Fired Michigan Prison Food Worker Files Whistleblower Suit

October 24, 2014

A fired Michigan prison food service worker has filed a whistleblower complaint, saying she lost her job for reporting falsified records and kitchen practices that endangered health and food safety.

Amy McVay, 25, who worked at the Gus Harrison Correctional Facility near Adrian until she was fired on Oct. 14 for insubordination by Aramark Correctional Services, filed the complaint Wednesday with the Occupational Safety and Health Administration, the Detroit Free Press reported.

“I started complaining to supervisors,” McVay said. “They said, ‘This is a prison; not a five-star restaurant.”’

Aramark spokeswoman Karen Cutler said the allegations are “another example in the long-running series of manufactured attacks against our company.”

“We stand by our food safety record … and will not comment on allegations from disgruntled former employees,” she said.

McVay, in an interview with the newspaper and in the complaint, said she was harassed and retaliated against for complaining about problems such as a lack of temperature monitoring in cooking and the serving of raw or undercooked meat.

McVay also said she complained about falsified records related to dishwater temperature and cleaning solution quality; the serving of meat that had been dropped on the floor; and the changing of dates on stored leftover food so it could be served after its throw-away date.

Philadelphia-based Aramark’s work and its three-year, $145 million contract with Michigan have been under scrutiny.

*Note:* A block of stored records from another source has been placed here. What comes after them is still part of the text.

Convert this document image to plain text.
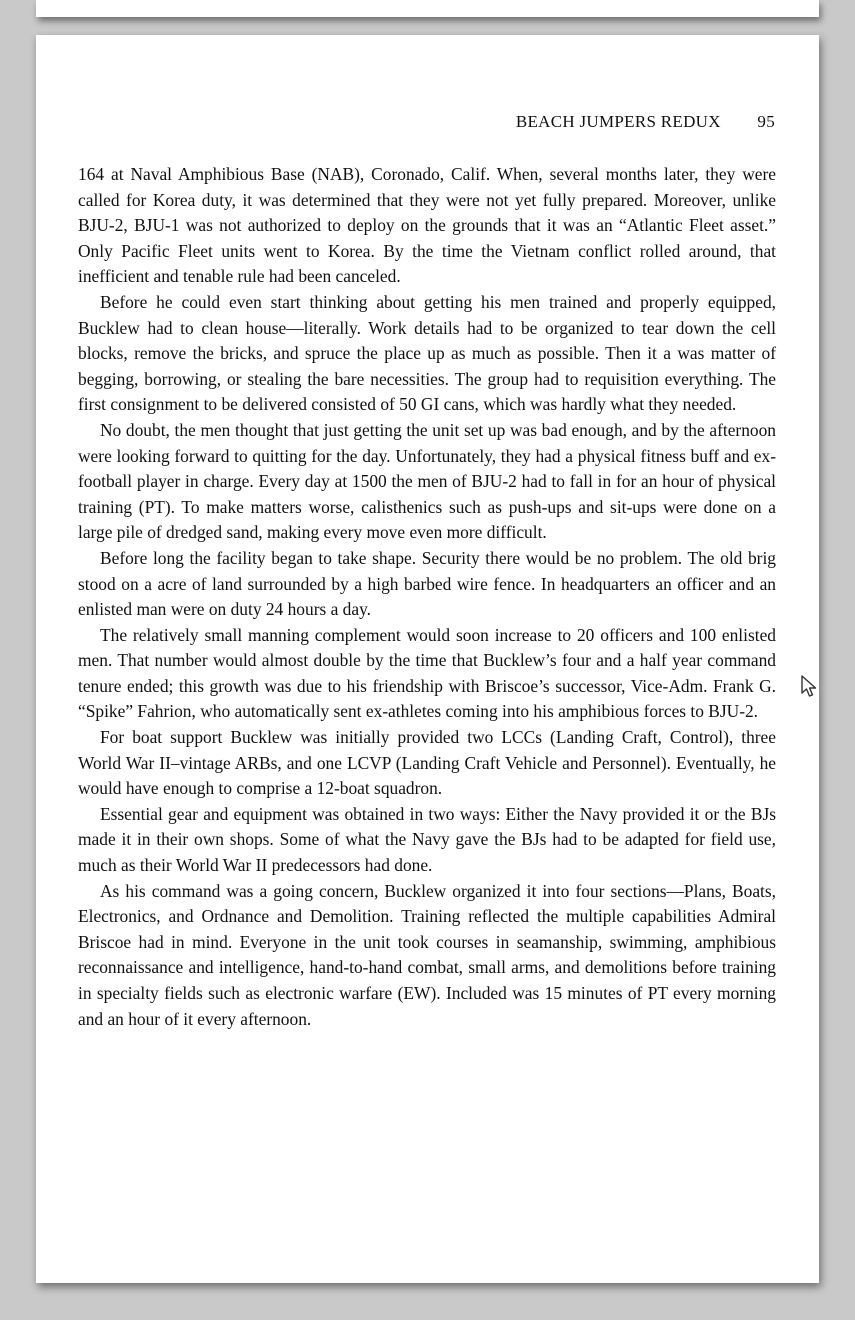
BEACH JUMPERS REDUX 95

164 at Naval Amphibious Base (NAB), Coronado, Calif. When, several months later, they were called for Korea duty, it was determined that they were not yet fully prepared. Moreover, unlike BJU-2, BJU-1 was not authorized to deploy on the grounds that it was an “Atlantic Fleet asset.” Only Pacific Fleet units went to Korea. By the time the Vietnam conflict rolled around, that inefficient and tenable rule had been canceled.

Before he could even start thinking about getting his men trained and properly equipped, Bucklew had to clean house—literally. Work details had to be organized to tear down the cell blocks, remove the bricks, and spruce the place up as much as possible. Then it a was matter of begging, borrowing, or stealing the bare necessities. The group had to requisition everything. The first consignment to be delivered consisted of 50 GI cans, which was hardly what they needed.

No doubt, the men thought that just getting the unit set up was bad enough, and by the afternoon were looking forward to quitting for the day. Unfortunately, they had a physical fitness buff and ex-football player in charge. Every day at 1500 the men of BJU-2 had to fall in for an hour of physical training (PT). To make matters worse, calisthenics such as push-ups and sit-ups were done on a large pile of dredged sand, making every move even more difficult.

Before long the facility began to take shape. Security there would be no problem. The old brig stood on a acre of land surrounded by a high barbed wire fence. In headquarters an officer and an enlisted man were on duty 24 hours a day.

The relatively small manning complement would soon increase to 20 officers and 100 enlisted men. That number would almost double by the time that Bucklew’s four and a half year command tenure ended; this growth was due to his friendship with Briscoe’s successor, Vice-Adm. Frank G. “Spike” Fahrion, who automatically sent ex-athletes coming into his amphibious forces to BJU-2.

For boat support Bucklew was initially provided two LCCs (Landing Craft, Control), three World War II–vintage ARBs, and one LCVP (Landing Craft Vehicle and Personnel). Eventually, he would have enough to comprise a 12-boat squadron.

Essential gear and equipment was obtained in two ways: Either the Navy provided it or the BJs made it in their own shops. Some of what the Navy gave the BJs had to be adapted for field use, much as their World War II predecessors had done.

As his command was a going concern, Bucklew organized it into four sections—Plans, Boats, Electronics, and Ordnance and Demolition. Training reflected the multiple capabilities Admiral Briscoe had in mind. Everyone in the unit took courses in seamanship, swimming, amphibious reconnaissance and intelligence, hand-to-hand combat, small arms, and demolitions before training in specialty fields such as electronic warfare (EW). Included was 15 minutes of PT every morning and an hour of it every afternoon.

Michigan fined the company $200,000 in August and there’s an independent monitor in place. The company has promised improvements.

Meanwhile, another former Aramark worker, Tiffany Ely, 38, who worked in the kitchen at Pugsley Correctional Facility near Kingsley until she quit June 16, told the Free Press that cooking temperature monitoring wasn’t done properly and dishwater requirements weren’t met.

Ely said she kept records of complaints she made through an Aramark employee hotline and to the company’s human resources department, but said “nothing ever changed.” The food practices upset Ely so much that “I was vomiting,” she said Wednesday. “I couldn’t take it anymore.”

Cutler said Aramark investigates every employee concern it receives.

Caleb Buhs, a spokesman for the state, said “there are checks and balances in place to make certain that the food in Michigan correctional facilities are served at the proper temperature and in a clean and safe environment.”